Jetzt werden auch die Politiker wach und fordern eine Gesetzesänderung, die die Weichmacher in den Scoubidous verbietet, denn neuste Untersuchungen haben Weichmacheranteile von bis zu 34,7 % ergeben.
Dazu Verbraucherschutzministerin Bärbel Höhn: „Ich fordere die Hersteller auf, die so genannten „Scoubidou-Bänder“ im Interesse unserer Kinder ohne problematische Weichmacher zu produzieren. Auch die Händler sollten Bänder, die solche Weichmacher enthalten, nicht anbieten.
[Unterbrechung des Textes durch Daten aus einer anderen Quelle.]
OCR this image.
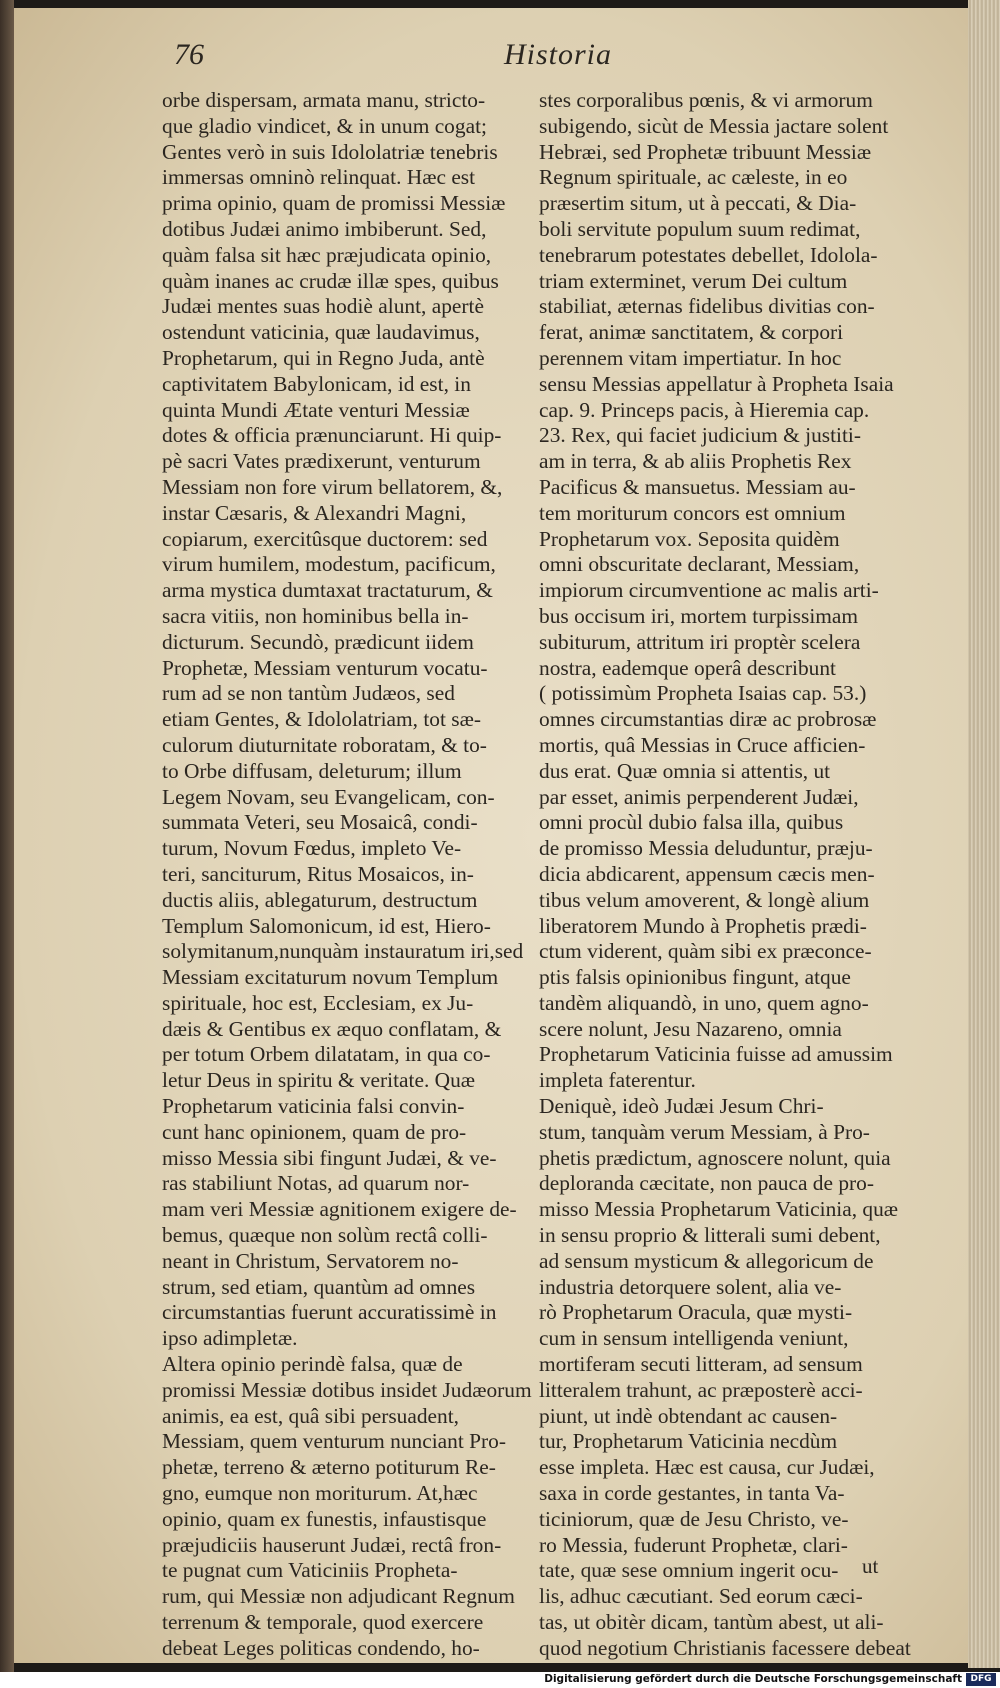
76	Historia
orbe dispersam, armata manu, stricto-
que gladio vindicet, & in unum cogat;
Gentes verò in suis Idololatriæ tenebris
immersas omninò relinquat. Hæc est
prima opinio, quam de promissi Messiæ
dotibus Judæi animo imbiberunt. Sed,
quàm falsa sit hæc præjudicata opinio,
quàm inanes ac crudæ illæ spes, quibus
Judæi mentes suas hodiè alunt, apertè
ostendunt vaticinia, quæ laudavimus,
Prophetarum, qui in Regno Juda, antè
captivitatem Babylonicam, id est, in
quinta Mundi Ætate venturi Messiæ
dotes & officia prænunciarunt. Hi quip-
pè sacri Vates prædixerunt, venturum
Messiam non fore virum bellatorem, &,
instar Cæsaris, & Alexandri Magni,
copiarum, exercitûsque ductorem: sed
virum humilem, modestum, pacificum,
arma mystica dumtaxat tractaturum, &
sacra vitiis, non hominibus bella in-
dicturum. Secundò, prædicunt iidem
Prophetæ, Messiam venturum vocatu-
rum ad se non tantùm Judæos, sed
etiam Gentes, & Idololatriam, tot sæ-
culorum diuturnitate roboratam, & to-
to Orbe diffusam, deleturum; illum
Legem Novam, seu Evangelicam, con-
summata Veteri, seu Mosaicâ, condi-
turum, Novum Fœdus, impleto Ve-
teri, sanciturum, Ritus Mosaicos, in-
ductis aliis, ablegaturum, destructum
Templum Salomonicum, id est, Hiero-
solymitanum,nunquàm instauratum iri,sed
Messiam excitaturum novum Templum
spirituale, hoc est, Ecclesiam, ex Ju-
dæis & Gentibus ex æquo conflatam, &
per totum Orbem dilatatam, in qua co-
letur Deus in spiritu & veritate. Quæ
Prophetarum vaticinia falsi convin-
cunt hanc opinionem, quam de pro-
misso Messia sibi fingunt Judæi, & ve-
ras stabiliunt Notas, ad quarum nor-
mam veri Messiæ agnitionem exigere de-
bemus, quæque non solùm rectâ colli-
neant in Christum, Servatorem no-
strum, sed etiam, quantùm ad omnes
circumstantias fuerunt accuratissimè in
ipso adimpletæ.
Altera opinio perindè falsa, quæ de
promissi Messiæ dotibus insidet Judæorum
animis, ea est, quâ sibi persuadent,
Messiam, quem venturum nunciant Pro-
phetæ, terreno & æterno potiturum Re-
gno, eumque non moriturum. At,hæc
opinio, quam ex funestis, infaustisque
præjudiciis hauserunt Judæi, rectâ fron-
te pugnat cum Vaticiniis Propheta-
rum, qui Messiæ non adjudicant Regnum
terrenum & temporale, quod exercere
debeat Leges politicas condendo, ho-
stes corporalibus pœnis, & vi armorum
subigendo, sicùt de Messia jactare solent
Hebræi, sed Prophetæ tribuunt Messiæ
Regnum spirituale, ac cæleste, in eo
præsertim situm, ut à peccati, & Dia-
boli servitute populum suum redimat,
tenebrarum potestates debellet, Idolola-
triam exterminet, verum Dei cultum
stabiliat, æternas fidelibus divitias con-
ferat, animæ sanctitatem, & corpori
perennem vitam impertiatur. In hoc
sensu Messias appellatur à Propheta Isaia
cap. 9. Princeps pacis, à Hieremia cap.
23. Rex, qui faciet judicium & justiti-
am in terra, & ab aliis Prophetis Rex
Pacificus & mansuetus. Messiam au-
tem moriturum concors est omnium
Prophetarum vox. Seposita quidèm
omni obscuritate declarant, Messiam,
impiorum circumventione ac malis arti-
bus occisum iri, mortem turpissimam
subiturum, attritum iri proptèr scelera
nostra, eademque operâ describunt
( potissimùm Propheta Isaias cap. 53.)
omnes circumstantias diræ ac probrosæ
mortis, quâ Messias in Cruce afficien-
dus erat. Quæ omnia si attentis, ut
par esset, animis perpenderent Judæi,
omni procùl dubio falsa illa, quibus
de promisso Messia deluduntur, præju-
dicia abdicarent, appensum cæcis men-
tibus velum amoverent, & longè alium
liberatorem Mundo à Prophetis prædi-
ctum viderent, quàm sibi ex præconce-
ptis falsis opinionibus fingunt, atque
tandèm aliquandò, in uno, quem agno-
scere nolunt, Jesu Nazareno, omnia
Prophetarum Vaticinia fuisse ad amussim
impleta faterentur.
Deniquè, ideò Judæi Jesum Chri-
stum, tanquàm verum Messiam, à Pro-
phetis prædictum, agnoscere nolunt, quia
deploranda cæcitate, non pauca de pro-
misso Messia Prophetarum Vaticinia, quæ
in sensu proprio & litterali sumi debent,
ad sensum mysticum & allegoricum de
industria detorquere solent, alia ve-
rò Prophetarum Oracula, quæ mysti-
cum in sensum intelligenda veniunt,
mortiferam secuti litteram, ad sensum
litteralem trahunt, ac præposterè acci-
piunt, ut indè obtendant ac causen-
tur, Prophetarum Vaticinia necdùm
esse impleta. Hæc est causa, cur Judæi,
saxa in corde gestantes, in tanta Va-
ticiniorum, quæ de Jesu Christo, ve-
ro Messia, fuderunt Prophetæ, clari-
tate, quæ sese omnium ingerit ocu-
lis, adhuc cæcutiant. Sed eorum cæci-
tas, ut obitèr dicam, tantùm abest, ut ali-
quod negotium Christianis facessere debeat
ut
Digitalisierung gefördert durch die Deutsche Forschungsgemeinschaft DFG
Denn Kinder sollten beim Spielen mit diesen Bändern Spaß haben, aber es dürfen darin keine gefährlichen Stoffe enthalten sein. Deshalb appelliere ich auch an die EU, den Vorschlag zur drastischen Herabsetzung der Grenzwerte von Weichmachern schnell umzusetzen. Solange dies jedoch nicht der Fall ist, kann ich Eltern nur empfehlen, auf Alternativen, die im Handel sind, wie bunter Bast, Wolle oder Perlonschnüre zurückzugreifen.“
Den vollständigen Artikel findet ihr beim Umweltjournal.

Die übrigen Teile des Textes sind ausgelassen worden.